For clarity this is the thread and posts I inquired about at the panel,
While my rebuttal during the video is lengthy, I encourage readers to watch the video I edited in its entirety for the rest of my thoughts about the kind of therapy that is being offered at the Wellness Center. While some people have commented on previous articles pointing out that I am not a licensed therapist to discredit my viewpoints, I strongly believe my opinions are backed by scientific literature from evolutionary psychology, which is the field of psychology that integrates research from evolutionary physiology and evolutionary biology in development of its theories, making it the most scientifically accurate of all fields of psychology at present. By contrast “gender affirming care” was pioneered by the discredited John Hopkins professor John Money who admitted to fabricating his research results after his patients came forward to expose him.
It was not that long ago that psychiatrists regarded procedures such as lobotomies to be effective and evidence-backed treatment; we now know today that it was complete quackery and the doctors were actually harming their parents in irreversible ways for profit. I believe that history is repeating in regards to this pseudo-scientific “gender affirming care” treatments. There is unfortunately a long history of the field of psychology abused to serve political agendas and I believe this is yet another example of it occurring, as gay rights movement activists have appropriated the field of psychology to legitimatize their lifestyles while ignoring the scientific method. There is zero scientific evidence that a human can be “born the wrong gender” or that “gender affirming care” is the only effective treatment for gender dysphoria — the existence of a significant number of people “de-transitioning” after having gone through the full range of gender transitioning treatments after realizing the treatments were either ineffective or that their dysphoria was related to other issues, and that the life expectancy of a transitioned person is significantly lower than the average, with the #1 cause of death being suicide proves this “care” is a pseudo-science that does not actually treat the condition. Which should surprise no one because in no other type of body dysmorphic disorder is the recommended psychiatric treatment to indulge the delusions causing the dysphoria.
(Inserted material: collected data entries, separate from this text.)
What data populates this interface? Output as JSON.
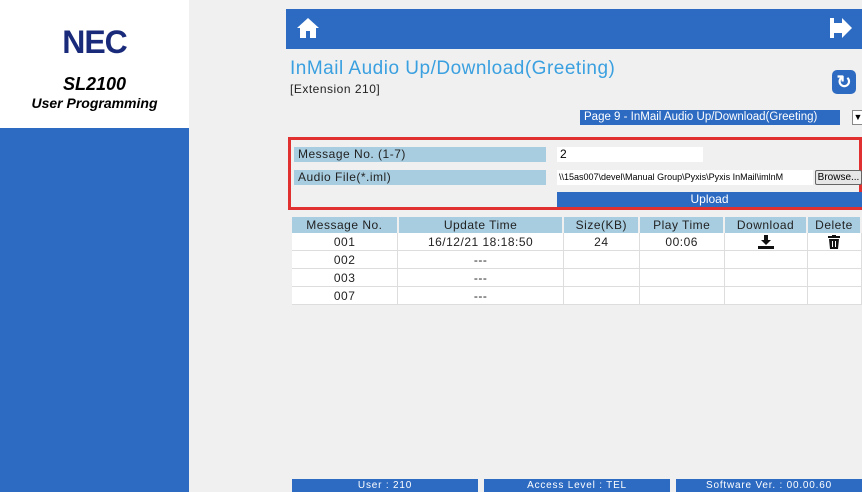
{
  "brand": {
    "logo": "NEC",
    "product": "SL2100",
    "subtitle": "User Programming"
  },
  "header": {
    "title": "InMail Audio Up/Download(Greeting)",
    "extension": "[Extension 210]"
  },
  "page_select": {
    "value": "Page 9 - InMail Audio Up/Download(Greeting)"
  },
  "form": {
    "message_no_label": "Message No. (1-7)",
    "message_no_value": "2",
    "audio_file_label": "Audio File(*.iml)",
    "audio_file_value": "\\\\15as007\\devel\\Manual Group\\Pyxis\\Pyxis InMail\\imlnM",
    "browse_label": "Browse...",
    "upload_label": "Upload"
  },
  "table": {
    "headers": [
      "Message No.",
      "Update Time",
      "Size(KB)",
      "Play Time",
      "Download",
      "Delete"
    ],
    "rows": [
      {
        "no": "001",
        "time": "16/12/21 18:18:50",
        "size": "24",
        "play": "00:06",
        "download": true,
        "delete": true
      },
      {
        "no": "002",
        "time": "---",
        "size": "",
        "play": "",
        "download": false,
        "delete": false
      },
      {
        "no": "003",
        "time": "---",
        "size": "",
        "play": "",
        "download": false,
        "delete": false
      },
      {
        "no": "007",
        "time": "---",
        "size": "",
        "play": "",
        "download": false,
        "delete": false
      }
    ]
  },
  "footer": {
    "user": "User : 210",
    "access": "Access Level : TEL",
    "software": "Software Ver. : 00.00.60"
  },
  "icons": {
    "home": "home-icon",
    "logout": "logout-icon",
    "refresh": "refresh-icon",
    "download": "download-icon",
    "delete": "trash-icon"
  },
  "colors": {
    "primary": "#2d6ac1",
    "header_cell": "#a8cde0",
    "title": "#3aa0e0",
    "highlight": "#e03030"
  }
}
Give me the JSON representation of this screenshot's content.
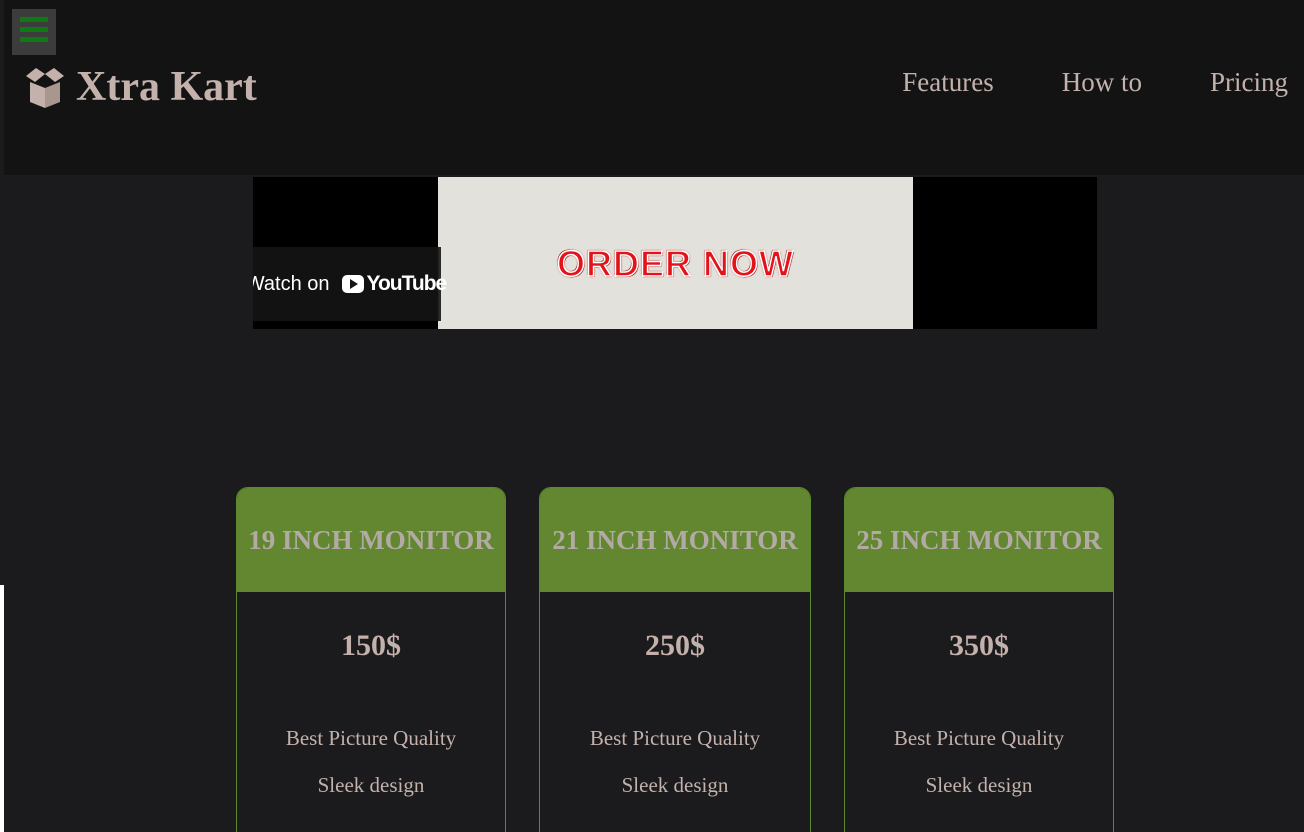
{
  "header": {
    "menu_icon": "hamburger-icon",
    "brand_icon": "open-box-icon",
    "brand_name": "Xtra Kart",
    "nav": [
      {
        "label": "Features"
      },
      {
        "label": "How to"
      },
      {
        "label": "Pricing"
      }
    ]
  },
  "video": {
    "overlay_text": "ORDER NOW",
    "watch_label": "Watch on",
    "youtube_label": "YouTube"
  },
  "pricing": {
    "plans": [
      {
        "title": "19 INCH MONITOR",
        "price": "150$",
        "features": [
          "Best Picture Quality",
          "Sleek design"
        ]
      },
      {
        "title": "21 INCH MONITOR",
        "price": "250$",
        "features": [
          "Best Picture Quality",
          "Sleek design"
        ]
      },
      {
        "title": "25 INCH MONITOR",
        "price": "350$",
        "features": [
          "Best Picture Quality",
          "Sleek design"
        ]
      }
    ]
  },
  "colors": {
    "header_bg": "#131313",
    "page_bg": "#1b1b1d",
    "accent_green": "#628730",
    "text": "#c4b1ac",
    "menu_bar": "#0f7a14"
  }
}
For more information about how “gender affirming care” is a pseudo-science that has its origins in the work of the discredited former John Hopkins professor John Money who admitted to fabricating his research after it led to the suicides of his patients, please read my article Newberg Schools Indoctrinate Children Into Pseudoscience Designed to Change Children’s Sexual Identity.
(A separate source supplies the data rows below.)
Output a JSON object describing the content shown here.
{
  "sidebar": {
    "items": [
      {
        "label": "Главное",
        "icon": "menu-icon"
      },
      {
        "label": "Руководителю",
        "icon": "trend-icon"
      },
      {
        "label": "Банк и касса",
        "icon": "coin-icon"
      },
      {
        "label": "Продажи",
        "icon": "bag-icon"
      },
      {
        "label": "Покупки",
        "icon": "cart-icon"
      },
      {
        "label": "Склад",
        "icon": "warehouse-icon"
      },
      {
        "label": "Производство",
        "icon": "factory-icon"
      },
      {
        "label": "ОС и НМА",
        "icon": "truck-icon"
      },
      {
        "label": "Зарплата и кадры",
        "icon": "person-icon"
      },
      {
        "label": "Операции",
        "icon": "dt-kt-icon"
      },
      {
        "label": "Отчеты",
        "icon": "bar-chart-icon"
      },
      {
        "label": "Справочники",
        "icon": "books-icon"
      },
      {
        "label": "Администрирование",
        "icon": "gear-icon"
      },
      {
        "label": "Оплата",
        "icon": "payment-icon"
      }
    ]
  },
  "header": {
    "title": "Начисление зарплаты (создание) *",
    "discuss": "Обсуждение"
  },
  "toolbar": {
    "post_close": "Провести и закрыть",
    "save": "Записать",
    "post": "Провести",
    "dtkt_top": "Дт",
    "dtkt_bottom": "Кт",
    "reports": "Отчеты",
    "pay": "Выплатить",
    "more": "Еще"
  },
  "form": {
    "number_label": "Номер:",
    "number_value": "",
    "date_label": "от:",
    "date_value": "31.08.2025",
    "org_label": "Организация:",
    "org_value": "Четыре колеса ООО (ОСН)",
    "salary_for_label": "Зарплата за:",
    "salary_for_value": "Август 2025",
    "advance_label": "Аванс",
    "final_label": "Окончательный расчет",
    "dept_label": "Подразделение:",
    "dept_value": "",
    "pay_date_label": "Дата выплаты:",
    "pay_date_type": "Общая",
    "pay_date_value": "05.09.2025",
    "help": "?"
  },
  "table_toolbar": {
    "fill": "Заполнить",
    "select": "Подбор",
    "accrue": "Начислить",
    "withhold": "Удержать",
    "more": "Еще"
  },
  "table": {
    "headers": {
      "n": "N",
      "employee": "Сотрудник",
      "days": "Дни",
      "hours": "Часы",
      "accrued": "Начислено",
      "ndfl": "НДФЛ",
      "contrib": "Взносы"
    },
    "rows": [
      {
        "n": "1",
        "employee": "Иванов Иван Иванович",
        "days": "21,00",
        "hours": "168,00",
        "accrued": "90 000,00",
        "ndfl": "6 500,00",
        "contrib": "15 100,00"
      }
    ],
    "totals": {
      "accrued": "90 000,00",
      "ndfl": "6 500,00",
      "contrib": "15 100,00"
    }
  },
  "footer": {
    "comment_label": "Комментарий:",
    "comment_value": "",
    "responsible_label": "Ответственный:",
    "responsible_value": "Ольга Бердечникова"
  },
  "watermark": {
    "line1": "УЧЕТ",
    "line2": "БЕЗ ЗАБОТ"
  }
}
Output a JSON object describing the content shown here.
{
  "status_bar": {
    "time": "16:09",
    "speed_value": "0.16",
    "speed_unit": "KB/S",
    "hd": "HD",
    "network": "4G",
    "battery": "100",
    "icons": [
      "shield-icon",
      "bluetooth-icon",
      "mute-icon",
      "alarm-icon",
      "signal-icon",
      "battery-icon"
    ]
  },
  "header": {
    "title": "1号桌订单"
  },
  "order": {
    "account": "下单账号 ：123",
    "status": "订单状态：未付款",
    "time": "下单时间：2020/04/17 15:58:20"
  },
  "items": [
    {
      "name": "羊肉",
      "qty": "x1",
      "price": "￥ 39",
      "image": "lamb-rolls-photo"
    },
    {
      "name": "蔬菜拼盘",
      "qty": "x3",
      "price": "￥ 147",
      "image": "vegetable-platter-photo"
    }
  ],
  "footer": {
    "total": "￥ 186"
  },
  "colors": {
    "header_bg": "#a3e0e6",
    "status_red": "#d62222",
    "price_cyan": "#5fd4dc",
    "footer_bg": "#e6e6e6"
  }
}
One wonders why Providence Health and Services is permitting its employees to provide “gender affirming care” to students inside a high school when, as a Catholic institution, such treatment violates the official policies of the Catholic Church and is therefore inconsistent with its teachings? I believe it is worth noting that Elise Hollamon is the President and co-founder of the Community Wellness Collective nonprofit which oversees the Wellness Center while she is also an employee of Providence who oversees programs that Providence offers through the Center, which raises several ethical red flags in my opinion.